If you have all or some of these you’re in a great position to purchase a CRM platform. In fact, you’ll see a lot of benefits in streamlining these in a centralized system. 

Beware of Generic CRMs Not Built For Distributors 

If you have sales workflows in place, it’s a great time to start looking at CRM software. But not just any old CRM will do. The complexity of the distribution industry does not translate to a CRM built for any company.

We wouldn’t recommend buying a generic CRM if you’re expecting it to fit your organization’s needs out of the box. Historically, the market has offered few software solutions tailored for distributors. Distributors have been putting up with workarounds that push mainstream, square CRM into a round hole for years.  

Perhaps this explains why only 50% of distribution sales teams use their CRM — if they have one. There is perhaps no worse torture than investing in software no one uses.  

Thankfully, the tide is turning with a move to industry-specific CRMs.  

Here’s another question to consider: How much time do your sales reps spend inputting data into their CRM? 

According to a Distribution Strategy Group report, the answer should be no more than 20%.  

That same report illustrated just how long it takes for distributors to reap the benefits of their CRM:

  • 17% of distributors indicated it took more than two years, 
  • 11% 19-24 months, 
  • 14% 13-18 months, 
  • 15% 7-12 months, 
  • 19% 6 months or less, and;
  • the remaining respondents had yet to implement a CRM.

 These numbers illustrate a costly problem. Generic CRMs promise to automate selling, provide a central location for actionable data, help with task management and basically make sales reps sell more. 
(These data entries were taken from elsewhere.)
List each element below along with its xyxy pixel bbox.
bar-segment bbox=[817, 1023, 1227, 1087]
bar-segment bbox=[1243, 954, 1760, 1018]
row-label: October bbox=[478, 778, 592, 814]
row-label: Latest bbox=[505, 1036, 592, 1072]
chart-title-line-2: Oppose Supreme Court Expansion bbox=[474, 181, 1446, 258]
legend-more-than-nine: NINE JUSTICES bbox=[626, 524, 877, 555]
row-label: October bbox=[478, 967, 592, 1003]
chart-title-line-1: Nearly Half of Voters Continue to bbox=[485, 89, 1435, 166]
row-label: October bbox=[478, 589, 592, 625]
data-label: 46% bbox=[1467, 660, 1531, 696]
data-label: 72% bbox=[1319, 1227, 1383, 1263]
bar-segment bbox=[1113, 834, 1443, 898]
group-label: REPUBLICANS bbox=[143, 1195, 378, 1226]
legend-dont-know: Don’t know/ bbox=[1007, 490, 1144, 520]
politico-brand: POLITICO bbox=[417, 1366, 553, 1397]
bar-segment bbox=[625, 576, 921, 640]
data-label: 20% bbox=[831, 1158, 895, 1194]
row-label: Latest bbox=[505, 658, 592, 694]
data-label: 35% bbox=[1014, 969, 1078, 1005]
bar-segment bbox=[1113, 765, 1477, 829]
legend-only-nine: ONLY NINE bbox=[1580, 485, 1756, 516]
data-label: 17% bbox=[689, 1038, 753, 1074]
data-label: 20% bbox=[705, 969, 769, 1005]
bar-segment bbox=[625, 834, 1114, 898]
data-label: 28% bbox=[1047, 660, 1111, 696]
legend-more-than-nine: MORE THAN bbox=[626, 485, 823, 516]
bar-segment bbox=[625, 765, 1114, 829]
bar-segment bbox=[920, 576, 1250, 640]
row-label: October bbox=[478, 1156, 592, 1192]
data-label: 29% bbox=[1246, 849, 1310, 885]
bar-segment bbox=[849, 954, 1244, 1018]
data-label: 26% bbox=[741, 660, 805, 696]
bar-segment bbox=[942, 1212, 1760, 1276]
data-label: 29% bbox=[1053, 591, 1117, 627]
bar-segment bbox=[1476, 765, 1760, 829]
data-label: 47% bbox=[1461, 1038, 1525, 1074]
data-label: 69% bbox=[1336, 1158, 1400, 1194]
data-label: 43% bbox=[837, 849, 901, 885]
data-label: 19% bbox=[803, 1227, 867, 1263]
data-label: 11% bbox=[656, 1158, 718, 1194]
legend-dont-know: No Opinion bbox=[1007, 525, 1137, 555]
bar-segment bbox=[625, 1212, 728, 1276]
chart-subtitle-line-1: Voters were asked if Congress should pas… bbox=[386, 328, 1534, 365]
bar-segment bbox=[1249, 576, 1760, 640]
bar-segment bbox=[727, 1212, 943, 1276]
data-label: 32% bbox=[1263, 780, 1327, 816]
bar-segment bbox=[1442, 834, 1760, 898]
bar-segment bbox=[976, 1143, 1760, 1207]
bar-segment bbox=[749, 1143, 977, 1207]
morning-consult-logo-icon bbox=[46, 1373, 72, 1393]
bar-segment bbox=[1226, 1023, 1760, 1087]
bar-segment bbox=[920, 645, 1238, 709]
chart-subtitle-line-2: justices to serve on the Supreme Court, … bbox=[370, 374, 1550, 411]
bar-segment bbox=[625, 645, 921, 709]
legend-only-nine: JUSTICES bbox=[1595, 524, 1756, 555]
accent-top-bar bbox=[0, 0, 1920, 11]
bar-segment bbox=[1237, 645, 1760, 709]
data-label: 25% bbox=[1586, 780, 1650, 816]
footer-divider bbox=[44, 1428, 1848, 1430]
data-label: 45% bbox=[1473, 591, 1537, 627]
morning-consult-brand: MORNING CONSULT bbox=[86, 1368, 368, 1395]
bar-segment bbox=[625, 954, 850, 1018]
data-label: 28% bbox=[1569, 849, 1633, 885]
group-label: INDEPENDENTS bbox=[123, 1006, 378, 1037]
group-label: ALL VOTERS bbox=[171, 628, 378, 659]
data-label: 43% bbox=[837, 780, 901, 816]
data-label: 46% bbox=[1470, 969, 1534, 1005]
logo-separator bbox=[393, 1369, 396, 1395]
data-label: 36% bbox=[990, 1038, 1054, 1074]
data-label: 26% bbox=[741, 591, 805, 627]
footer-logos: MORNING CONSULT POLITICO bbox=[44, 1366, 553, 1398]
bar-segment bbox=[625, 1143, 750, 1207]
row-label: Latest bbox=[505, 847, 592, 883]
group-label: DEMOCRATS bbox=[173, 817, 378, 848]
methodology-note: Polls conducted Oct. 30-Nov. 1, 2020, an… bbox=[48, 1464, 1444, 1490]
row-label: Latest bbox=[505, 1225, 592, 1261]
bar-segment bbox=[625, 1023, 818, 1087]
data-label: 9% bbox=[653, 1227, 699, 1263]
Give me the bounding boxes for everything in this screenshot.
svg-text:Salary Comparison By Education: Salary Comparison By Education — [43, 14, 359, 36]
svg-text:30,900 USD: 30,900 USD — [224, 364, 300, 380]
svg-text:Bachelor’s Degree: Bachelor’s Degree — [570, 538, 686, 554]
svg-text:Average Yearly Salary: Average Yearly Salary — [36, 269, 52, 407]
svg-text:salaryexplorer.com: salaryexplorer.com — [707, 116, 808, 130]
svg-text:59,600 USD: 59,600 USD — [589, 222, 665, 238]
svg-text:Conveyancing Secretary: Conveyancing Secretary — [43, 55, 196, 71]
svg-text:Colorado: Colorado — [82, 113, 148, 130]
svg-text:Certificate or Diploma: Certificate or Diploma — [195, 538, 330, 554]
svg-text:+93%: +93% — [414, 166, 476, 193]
For most CRMs, this isn’t reality — especially if your sales processes aren’t working. 

How Can Distributors Guarantee CRM ROI? 

Here are two key ways to guarantee a fast return on your CRM investment: 

  1. Have a sales process in place the CRM can support.
  2. Select a CRM built for distribution sales. Generic CRMs might lack the features you need and require a potentially frustrating workaround. 

Selecting the right CRM can be challenging. You’ll want a CRM that:  

  • Gives you a picture window into omnichannel purchasing patterns 
  • Integrates with ERP, PIM or ecommerce tools 
  • Is intuitive and easy to use, even by non-technical folks  
  • Facilitates a personalized sales approach geared toward distribution customers 
  • Supports the needs of field reps with a friendly mobile experience

The best CRM platforms for distributors are those built for a distribution sales process. But if you step into platform purchase mode without having an established sales process, even a purpose-built distribution CRM won’t take you where you need to go. 

So, ask yourself again: Do you have an established sales process? If the answer is yes, it could be the right time to find a CRM that’s right for you.